The William T. Kemper Fellowship for Teaching Excellence recognizes outstanding MU professors every spring. Recipients were presented a check for $10,000 by interim Chancellor Hank Foley and Jim Schatz, the trustee for the William T. Kemper Foundation.
The award was started in 1991 by the foundation with a gift of $500,000. The 2016 winners are being announced this week.
Earnest Perry, associate professor and associate dean for graduate studies at the School of Journalism, was awarded one of five 2016 William T. Kemper Fellowships for Teaching Excellence. Perry has been a faculty member since 2003. According to an MU News Bureau news release, He was a key player in transforming two foundation journalism courses that address issues like race and gender through new lecture techniques and discussion groups. He also helped implement the Development of Future Faculty Teaching Program in 2006, which helps prepare doctoral students to become future teachers. Perry is the advisor of MU’s National Association of Black Journalists chapter and a member of the Intercollegiate Athletics Committee. He is also the co-editor of the new textbook “Cross-Cultural Journalism: Communicating Strategically About Diversity.” Perry received his bachelor’s degree in journalism from Texas Christian University and his master’s and doctoral degrees from MU.
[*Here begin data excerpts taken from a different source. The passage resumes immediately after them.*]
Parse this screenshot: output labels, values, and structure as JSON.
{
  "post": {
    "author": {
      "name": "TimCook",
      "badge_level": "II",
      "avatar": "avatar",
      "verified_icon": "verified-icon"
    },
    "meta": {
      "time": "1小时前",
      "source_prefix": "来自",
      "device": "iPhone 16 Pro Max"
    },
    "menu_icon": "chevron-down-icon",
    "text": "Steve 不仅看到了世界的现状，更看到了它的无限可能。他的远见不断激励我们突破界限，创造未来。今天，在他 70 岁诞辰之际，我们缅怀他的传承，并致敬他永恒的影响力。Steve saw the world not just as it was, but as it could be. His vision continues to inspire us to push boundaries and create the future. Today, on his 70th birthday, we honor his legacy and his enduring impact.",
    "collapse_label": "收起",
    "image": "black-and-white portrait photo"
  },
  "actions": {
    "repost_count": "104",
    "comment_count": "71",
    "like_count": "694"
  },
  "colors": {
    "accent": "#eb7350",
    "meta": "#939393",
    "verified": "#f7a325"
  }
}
Associate teaching professor of biological sciences Sarah Bush has been awarded one of five 2016 William T. Kemper Fellowships for Teaching Excellence. She teaches two general education courses in the College of Arts and Science and has been a faculty member since 2001. According to an MU News Bureau news release, Bush has received positive feedback on her teaching style from students that have taken her courses, many of whom have very little science background. John Walker, Curators Professor and Director of the Division of Biological Sciences, stated that her evaluation courses are above average compared to the scores of similar courses. Bush has received many other distinctions, including the 2015 Ernest L. Boyer International Award for Excellence in Teaching, Learning and Technology. She received her bachelor’s degree in animal behavior from Bucknell University and her doctorate in biology from University of East Anglia in Norwich, England.
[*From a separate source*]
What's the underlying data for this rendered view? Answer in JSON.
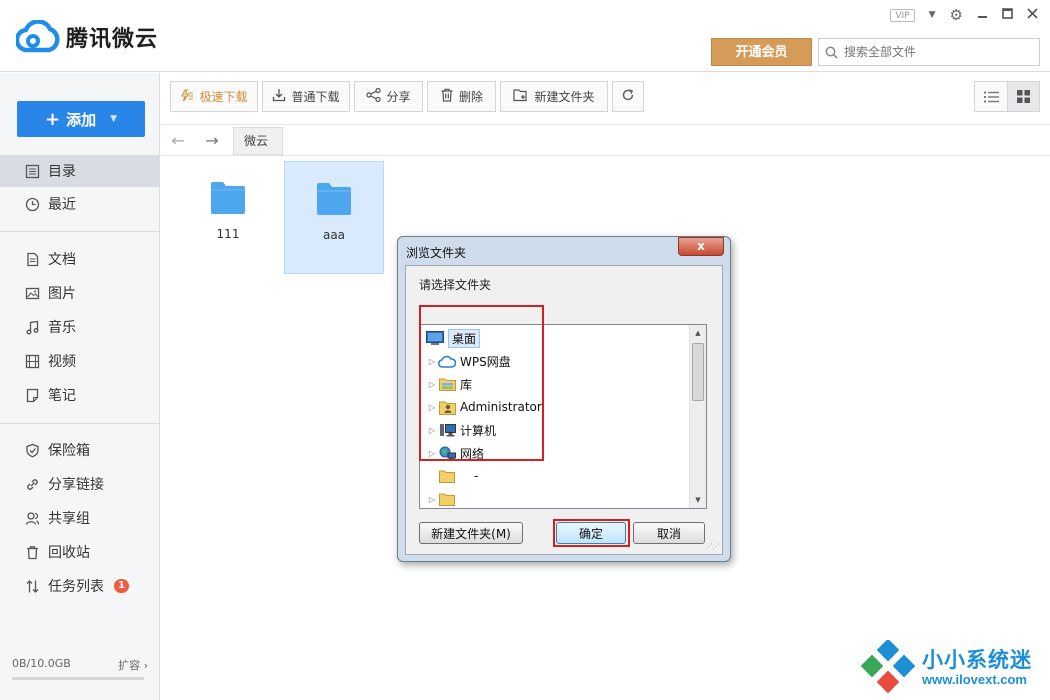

Alexandra Socarides is known for inspiring people and taking time to help her students, according to the news release. She joined the english department in 2007 and has taught many graduate and undergraduate courses in American literature and poetry since. she had her first book, “Dickinson Unbound: Paper, Process, Poetics,” published in 2012. She is now working on her second book, “Conventions of Erasure,” which discusses all the other nineteenth-century American poets that Emily Dickinson eclipsed. She earned her PhD in 2007 from Rutgers University and her MFA in 1999 from Sarah Lawrence College.
Mary Beck works in the classroom as a professor in MU’s law school and in the field as director of the Family Violence Program, a clinic that serves victims of family violence who cannot afford legal representation. She founded the program in 1993, the same year she started working at MU. According to the news release, her teaching philosophy is made up of four parts for students: solving authentic client problems, advancing social justice, collaborating with other disciplines and assuming leadership roles.